EUR/USD is trading above the 21 SMA and above the 2/8 Murray around 1.0986, having reached an intraday high of 1.1019 amid improving risk sentiment and a sharp drop in gold.
Upside potential remains limited, based on technical readings on the daily chart. However, in the 4-hour chart, the picture changes as the formation of a bullish pennant pattern is underway.
Confirmation of this pattern is given, but the Euro needs strength to push it to reach its target at 1.1165 and could cover the GAP at 1.1269.
Today, the two-day meeting of the Federal Reserve will begin. The decision will be announced on Wednesday and a rise in the reference interest rate of 0.25 basis points is widely expected.
An increase of 0.50 basis points could weaken the Euro and cause its fall towards the support of 1.08. On the other hand, if the decision is unveiled as the market expects, then the Euro could gain strength and rise towards 4/8 Murray at 1.1230 and even cover the GAP that it left on February 25 at 1.1270.

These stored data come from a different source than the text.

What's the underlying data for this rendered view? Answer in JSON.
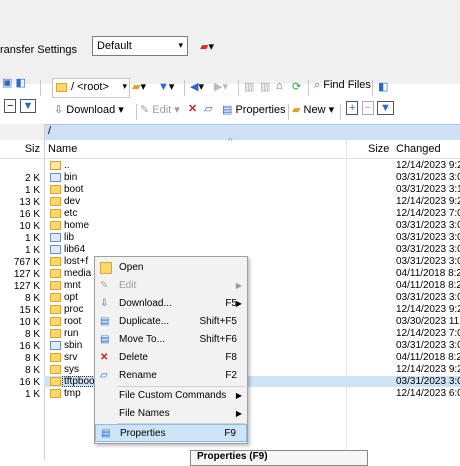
{
  "toolbar": {
    "settings_label": "ransfer Settings",
    "settings_value": "Default",
    "path_value": "/ <root>",
    "find_files": "Find Files",
    "download": "Download",
    "edit": "Edit",
    "properties": "Properties",
    "new": "New"
  },
  "pathbar": {
    "path": "/"
  },
  "columns": {
    "left_size": "Siz",
    "name": "Name",
    "size": "Size",
    "changed": "Changed"
  },
  "left_sizes": [
    "2 K",
    "1 K",
    "13 K",
    "16 K",
    "10 K",
    "1 K",
    "1 K",
    "767 K",
    "127 K",
    "127 K",
    "8 K",
    "15 K",
    "10 K",
    "8 K",
    "16 K",
    "8 K",
    "8 K",
    "16 K",
    "1 K"
  ],
  "files": [
    {
      "name": "..",
      "changed": "12/14/2023 9:2",
      "type": "up"
    },
    {
      "name": "bin",
      "changed": "03/31/2023 3:0",
      "type": "link"
    },
    {
      "name": "boot",
      "changed": "03/31/2023 3:1",
      "type": "folder"
    },
    {
      "name": "dev",
      "changed": "12/14/2023 9:2",
      "type": "folder"
    },
    {
      "name": "etc",
      "changed": "12/14/2023 7:0",
      "type": "folder"
    },
    {
      "name": "home",
      "changed": "03/31/2023 3:0",
      "type": "folder"
    },
    {
      "name": "lib",
      "changed": "03/31/2023 3:0",
      "type": "link"
    },
    {
      "name": "lib64",
      "changed": "03/31/2023 3:0",
      "type": "link"
    },
    {
      "name": "lost+f",
      "changed": "03/31/2023 3:0",
      "type": "folder"
    },
    {
      "name": "media",
      "changed": "04/11/2018 8:2",
      "type": "folder"
    },
    {
      "name": "mnt",
      "changed": "04/11/2018 8:2",
      "type": "folder"
    },
    {
      "name": "opt",
      "changed": "03/31/2023 3:0",
      "type": "folder"
    },
    {
      "name": "proc",
      "changed": "12/14/2023 9:2",
      "type": "folder"
    },
    {
      "name": "root",
      "changed": "03/30/2023 11:",
      "type": "folder"
    },
    {
      "name": "run",
      "changed": "12/14/2023 7:0",
      "type": "folder"
    },
    {
      "name": "sbin",
      "changed": "03/31/2023 3:0",
      "type": "link"
    },
    {
      "name": "srv",
      "changed": "04/11/2018 8:2",
      "type": "folder"
    },
    {
      "name": "sys",
      "changed": "12/14/2023 9:2",
      "type": "folder"
    },
    {
      "name": "tftpboot",
      "changed": "03/31/2023 3:0",
      "type": "folder"
    },
    {
      "name": "tmp",
      "changed": "12/14/2023 6:0",
      "type": "folder"
    }
  ],
  "menu": {
    "open": "Open",
    "edit": "Edit",
    "download": "Download...",
    "download_sc": "F5",
    "duplicate": "Duplicate...",
    "duplicate_sc": "Shift+F5",
    "move": "Move To...",
    "move_sc": "Shift+F6",
    "delete": "Delete",
    "delete_sc": "F8",
    "rename": "Rename",
    "rename_sc": "F2",
    "custom": "File Custom Commands",
    "filenames": "File Names",
    "properties": "Properties",
    "properties_sc": "F9"
  },
  "tooltip": {
    "text": "Properties (F9)"
  },
  "colors": {
    "accent": "#cde4f7",
    "path": "#cfe1f6",
    "folder": "#ffd86b"
  }
}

Our trading plan for the next few hours is to buy the Euro as long as it remains trading above the 21 SMA located at 1.0970.
Should there be a correction, as long as it remains above the low this week (1.0900), it is likely that the Euro is preparing for a bullish push in line with the technical pattern.
The eagle indicator is giving a positive signal but approaching overbought levels.